Avant de croiser la route du chef montréalais, Marie-Angèle et Alice n’avaient aucun diplôme, aucune formation, et pas grand avenir. Mais, tous les matins, pendant trois mois, elles ont porté la toque et le tablier dans le local de Cuisiniers sans frontières. Elles y ont appris les rudiments d’un métier dont elles ignoraient tout. Et, le quatrième mois, elles se sont frottées au «vrai» monde de la restauration lors d’un stage d’une trentaine de jours. Entre 2006 et 2010, Jean-Louis Thémis a pris sous son aile 93 marmitons comme elles.

«Je suis touchée de voir les miens se sortir de la pauvreté, se réjouit Michèle Razanakoto, la coordonnatrice de CSF à Majunga. Et c’est à la générosité de Jean-Louis Thémis qu’ils le doivent. Tout ce qu’il fait, il le fait avec son cœur.»

Cuisiniers sans frontières a aussi ouvert une nouvelle école à Antananarivo, la capitale de Madagascar, et étendu son action au Bénin, où 14 villageois de Glazoué ont suivi les trois mois de formation en juin dernier. A Montréal, en collaboration avec le Café L’Itinéraire, Jean-Louis Thémis offre aussi à de jeunes démunis une chance de reprendre leur vie en main. «On essaie de mettre des étincelles dans les yeux des gens, de faire de la cuisine un instrument de raccrochage, explique-t-il. Et ça fonctionne.»

Malgré la crise politique qui agite Madagascar depuis 2009, Jean-Louis Thémis continue de faire le va-et-vient entre l’île et Montréal, convaincu de la viabilité de son projet, même si des problèmes de financement l’obligent encore à piocher dans ses économies. Pour se donner du courage, il pense souvent à ces gens qu’il a sortis de la rue. Comme Alice.

La jeune femme dans la vingtaine ne fera peut-être pas carrière dans de grands restaurants, mais avec ce qu’elle a appris, elle réussit à récolter 2$ ou 3$ par jour dans un pays où, rappelle Jean-Louis Thémis, la moyenne des habitants gagne tout juste 1$. «On ne changera pas le monde, conclut le chef montréalais, mais on peut changer des vies.»
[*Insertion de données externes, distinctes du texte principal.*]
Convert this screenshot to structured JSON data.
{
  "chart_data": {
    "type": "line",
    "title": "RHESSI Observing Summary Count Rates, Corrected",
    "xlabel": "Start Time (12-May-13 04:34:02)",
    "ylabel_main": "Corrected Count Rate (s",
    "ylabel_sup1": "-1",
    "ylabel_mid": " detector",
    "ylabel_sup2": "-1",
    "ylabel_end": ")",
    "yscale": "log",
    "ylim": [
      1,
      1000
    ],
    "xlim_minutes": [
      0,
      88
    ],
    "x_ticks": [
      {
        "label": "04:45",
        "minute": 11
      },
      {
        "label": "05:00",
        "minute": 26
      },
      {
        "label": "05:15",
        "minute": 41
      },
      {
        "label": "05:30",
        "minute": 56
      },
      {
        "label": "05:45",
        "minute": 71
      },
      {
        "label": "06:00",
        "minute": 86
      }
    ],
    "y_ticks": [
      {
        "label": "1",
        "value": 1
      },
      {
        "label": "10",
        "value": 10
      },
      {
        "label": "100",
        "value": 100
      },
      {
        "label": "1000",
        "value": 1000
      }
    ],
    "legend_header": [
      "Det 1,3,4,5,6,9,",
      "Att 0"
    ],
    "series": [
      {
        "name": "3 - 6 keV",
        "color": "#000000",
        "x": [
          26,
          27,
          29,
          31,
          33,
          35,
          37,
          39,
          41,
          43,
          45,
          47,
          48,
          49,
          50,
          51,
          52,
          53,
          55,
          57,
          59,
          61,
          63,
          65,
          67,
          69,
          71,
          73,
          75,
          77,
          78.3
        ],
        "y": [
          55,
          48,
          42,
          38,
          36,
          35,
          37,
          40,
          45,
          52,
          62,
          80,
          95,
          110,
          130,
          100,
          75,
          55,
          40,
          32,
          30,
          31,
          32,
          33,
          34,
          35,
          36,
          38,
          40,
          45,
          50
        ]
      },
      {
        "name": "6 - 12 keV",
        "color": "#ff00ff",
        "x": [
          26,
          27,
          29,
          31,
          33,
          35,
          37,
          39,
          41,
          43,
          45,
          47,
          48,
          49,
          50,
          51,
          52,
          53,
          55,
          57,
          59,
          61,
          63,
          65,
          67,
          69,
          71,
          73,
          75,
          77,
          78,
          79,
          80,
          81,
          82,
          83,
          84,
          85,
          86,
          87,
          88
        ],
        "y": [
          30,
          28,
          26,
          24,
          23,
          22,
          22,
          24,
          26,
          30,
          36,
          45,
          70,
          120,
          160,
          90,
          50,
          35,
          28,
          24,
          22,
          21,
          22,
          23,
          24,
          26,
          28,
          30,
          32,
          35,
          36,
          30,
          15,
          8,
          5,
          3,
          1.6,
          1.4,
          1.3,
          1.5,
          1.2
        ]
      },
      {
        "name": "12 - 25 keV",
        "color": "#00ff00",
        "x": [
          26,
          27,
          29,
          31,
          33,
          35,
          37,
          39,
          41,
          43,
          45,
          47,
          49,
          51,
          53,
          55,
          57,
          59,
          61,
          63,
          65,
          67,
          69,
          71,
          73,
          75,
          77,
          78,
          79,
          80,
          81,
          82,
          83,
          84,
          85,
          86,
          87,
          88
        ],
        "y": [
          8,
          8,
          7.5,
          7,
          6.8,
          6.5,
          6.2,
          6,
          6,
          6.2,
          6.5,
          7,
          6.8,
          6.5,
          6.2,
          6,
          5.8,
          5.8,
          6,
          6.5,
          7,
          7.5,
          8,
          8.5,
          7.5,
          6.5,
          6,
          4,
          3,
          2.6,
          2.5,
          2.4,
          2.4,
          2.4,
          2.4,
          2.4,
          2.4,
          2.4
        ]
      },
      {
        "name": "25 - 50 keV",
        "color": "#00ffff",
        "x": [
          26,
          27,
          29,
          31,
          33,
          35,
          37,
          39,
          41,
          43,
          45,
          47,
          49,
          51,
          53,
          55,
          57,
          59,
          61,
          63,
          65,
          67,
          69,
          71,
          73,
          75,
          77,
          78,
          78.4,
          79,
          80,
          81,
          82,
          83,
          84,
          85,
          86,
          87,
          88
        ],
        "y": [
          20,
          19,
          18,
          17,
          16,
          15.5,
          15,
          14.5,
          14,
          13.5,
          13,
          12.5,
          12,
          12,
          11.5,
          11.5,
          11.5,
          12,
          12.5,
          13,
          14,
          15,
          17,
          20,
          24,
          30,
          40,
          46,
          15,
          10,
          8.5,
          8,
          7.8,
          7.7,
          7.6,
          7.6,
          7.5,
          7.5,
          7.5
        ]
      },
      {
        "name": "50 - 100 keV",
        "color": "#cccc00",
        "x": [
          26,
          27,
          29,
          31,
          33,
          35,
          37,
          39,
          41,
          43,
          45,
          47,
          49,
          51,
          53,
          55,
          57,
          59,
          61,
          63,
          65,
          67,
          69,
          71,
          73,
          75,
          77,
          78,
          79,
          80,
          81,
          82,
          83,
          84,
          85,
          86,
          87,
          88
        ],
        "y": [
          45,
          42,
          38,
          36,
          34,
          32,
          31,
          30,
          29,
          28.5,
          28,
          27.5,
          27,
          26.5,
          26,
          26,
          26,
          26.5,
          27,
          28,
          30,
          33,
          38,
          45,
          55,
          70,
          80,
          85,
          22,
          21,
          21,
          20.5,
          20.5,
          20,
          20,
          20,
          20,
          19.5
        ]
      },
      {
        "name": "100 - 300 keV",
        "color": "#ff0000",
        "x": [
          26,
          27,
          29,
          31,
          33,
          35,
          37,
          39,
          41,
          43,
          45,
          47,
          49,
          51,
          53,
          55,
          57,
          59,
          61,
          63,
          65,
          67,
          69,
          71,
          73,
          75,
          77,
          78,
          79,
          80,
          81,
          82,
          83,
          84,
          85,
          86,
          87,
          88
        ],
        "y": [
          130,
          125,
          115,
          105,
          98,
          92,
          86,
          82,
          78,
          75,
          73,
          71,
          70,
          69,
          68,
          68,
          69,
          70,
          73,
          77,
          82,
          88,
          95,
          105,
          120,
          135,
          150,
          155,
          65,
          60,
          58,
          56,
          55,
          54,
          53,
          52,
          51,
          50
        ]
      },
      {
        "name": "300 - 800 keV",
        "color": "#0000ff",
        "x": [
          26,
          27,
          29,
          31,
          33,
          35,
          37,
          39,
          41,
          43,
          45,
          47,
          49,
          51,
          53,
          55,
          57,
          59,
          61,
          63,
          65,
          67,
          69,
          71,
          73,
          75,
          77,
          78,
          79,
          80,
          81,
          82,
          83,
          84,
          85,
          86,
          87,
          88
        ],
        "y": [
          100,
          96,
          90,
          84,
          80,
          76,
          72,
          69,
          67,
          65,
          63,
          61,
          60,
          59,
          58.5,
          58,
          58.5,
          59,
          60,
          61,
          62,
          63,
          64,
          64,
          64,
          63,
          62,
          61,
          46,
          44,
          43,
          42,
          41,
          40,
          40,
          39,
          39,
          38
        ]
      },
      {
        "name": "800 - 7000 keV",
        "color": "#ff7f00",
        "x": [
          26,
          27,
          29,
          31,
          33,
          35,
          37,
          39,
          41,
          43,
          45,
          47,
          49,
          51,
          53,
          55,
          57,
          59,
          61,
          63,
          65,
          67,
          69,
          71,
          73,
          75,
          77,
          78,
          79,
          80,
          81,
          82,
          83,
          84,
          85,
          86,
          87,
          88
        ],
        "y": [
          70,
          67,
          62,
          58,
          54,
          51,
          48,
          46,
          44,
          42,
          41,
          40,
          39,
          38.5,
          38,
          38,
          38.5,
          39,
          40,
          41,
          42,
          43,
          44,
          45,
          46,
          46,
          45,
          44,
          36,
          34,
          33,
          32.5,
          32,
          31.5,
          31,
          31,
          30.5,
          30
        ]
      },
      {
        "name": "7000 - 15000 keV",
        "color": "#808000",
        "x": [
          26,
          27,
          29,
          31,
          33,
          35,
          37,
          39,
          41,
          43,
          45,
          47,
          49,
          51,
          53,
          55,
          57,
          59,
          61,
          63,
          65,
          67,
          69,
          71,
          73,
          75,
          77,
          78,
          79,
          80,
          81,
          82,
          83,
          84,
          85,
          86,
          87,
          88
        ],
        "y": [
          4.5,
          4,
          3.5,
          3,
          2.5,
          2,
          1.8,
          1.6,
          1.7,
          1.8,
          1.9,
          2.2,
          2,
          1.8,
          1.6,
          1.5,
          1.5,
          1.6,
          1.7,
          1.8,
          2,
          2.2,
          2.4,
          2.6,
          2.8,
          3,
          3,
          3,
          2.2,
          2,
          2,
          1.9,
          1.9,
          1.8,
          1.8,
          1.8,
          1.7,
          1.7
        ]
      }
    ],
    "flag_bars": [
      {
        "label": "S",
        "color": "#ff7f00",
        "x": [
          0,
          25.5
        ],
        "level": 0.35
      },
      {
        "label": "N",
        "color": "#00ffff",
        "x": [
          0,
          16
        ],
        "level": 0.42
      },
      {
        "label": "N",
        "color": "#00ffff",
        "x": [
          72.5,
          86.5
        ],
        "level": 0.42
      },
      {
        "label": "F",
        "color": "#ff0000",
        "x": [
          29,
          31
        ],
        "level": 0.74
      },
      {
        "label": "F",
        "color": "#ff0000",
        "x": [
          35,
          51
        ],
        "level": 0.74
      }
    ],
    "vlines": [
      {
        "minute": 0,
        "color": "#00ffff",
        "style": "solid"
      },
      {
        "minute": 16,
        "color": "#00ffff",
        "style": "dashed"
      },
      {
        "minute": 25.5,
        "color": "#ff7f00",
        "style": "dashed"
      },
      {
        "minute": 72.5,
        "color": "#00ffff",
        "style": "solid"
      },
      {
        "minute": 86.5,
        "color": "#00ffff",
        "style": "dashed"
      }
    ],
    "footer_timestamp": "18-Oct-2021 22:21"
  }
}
Entre autres aspirants cuistots, Jean-Louis Thémis a formé dans les locaux de Cuisiniers sans frontières la petite-fille de «Dada Raymond», son maître, aujourd’hui disparu. Il a appris à la jeune fille son métier, puis lui a donné une bouteille de rhum qu’elle est allée verser sur la tombe de son grand-père, comme le veut la coutume malgache. Valim-babena, pour solde de tous comptes!